The Israeli company behind a medical chatbot that provides patients with specific clinical ratings has raised $8 million. This funding will be used to continue adding new subspecialties beyond primary care and to expand efforts to provide clinical assessments to telemedicine organizations.
cahun medical is a digital health startup that makes decisions based on over 30 million evidence-based medical insights. That chatbot uses the same reasoning as a trained provider to ask all the right questions and calculate the next best question.
Clinical reasoning is one of the most important parts of a health care provider’s job, the process of connecting a patient’s clinical presentation (including symptoms and tests) with the dots leading up to a diagnosis.
Chatbot questions are tailored to each patient, incorporating all relevant information and excluding rare illnesses and emergencies.
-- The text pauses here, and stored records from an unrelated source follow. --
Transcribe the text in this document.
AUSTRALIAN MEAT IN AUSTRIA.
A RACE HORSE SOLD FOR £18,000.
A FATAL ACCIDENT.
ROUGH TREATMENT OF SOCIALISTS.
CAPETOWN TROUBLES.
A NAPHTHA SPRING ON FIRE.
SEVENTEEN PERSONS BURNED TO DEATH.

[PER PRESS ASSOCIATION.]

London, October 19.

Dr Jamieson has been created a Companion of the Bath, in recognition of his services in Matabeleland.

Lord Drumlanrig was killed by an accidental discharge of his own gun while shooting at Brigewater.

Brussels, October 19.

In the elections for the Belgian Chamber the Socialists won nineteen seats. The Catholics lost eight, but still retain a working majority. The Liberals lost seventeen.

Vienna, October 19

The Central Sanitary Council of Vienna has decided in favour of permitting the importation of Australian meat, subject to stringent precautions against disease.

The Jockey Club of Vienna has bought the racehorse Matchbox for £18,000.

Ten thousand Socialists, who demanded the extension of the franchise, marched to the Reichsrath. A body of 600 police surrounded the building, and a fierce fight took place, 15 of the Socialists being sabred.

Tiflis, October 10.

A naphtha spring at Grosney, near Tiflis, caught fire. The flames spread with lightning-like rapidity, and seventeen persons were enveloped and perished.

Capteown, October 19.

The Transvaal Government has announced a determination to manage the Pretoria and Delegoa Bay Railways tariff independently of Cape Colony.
This process takes him 3-5 minutes and provides the doctor with a clinical summary with recommendations for further evaluation.
The tool “speaks” to physicians in their own language, provides complete transparency of their insights, and helps combat major healthcare challenges such as physician burnout, fatigue and lack of healthcare providers. It has great potential.
Eitan Ron, Kahun co-founder and CEO, said:
“The technology behind our AI solutions follows the same building blocks that trained doctors rely on.
“Using peer-reviewed texts and authoritative academic literature from all areas of medicine, we build digital medical advisors trained to think like physicians, integrating trusted tools into their workflows to help physicians face It has lightened the burden.”
Current AI tools for healthcare providers use a combination of big data engines built on patient records and expert knowledge rather than evidence-based medical literature. These tools are not trained to perform real clinical reasoning, the insights they provide are not traceable, and there are no references to medical literature.
Kahun was founded in 2018 and is based in Gibatime, Israel. The funding round was led by UK VC LocalGlobe, with participation from his EIC fund in the EU and his The Founders Kitchen fund by Waze co-founder Uri Levine.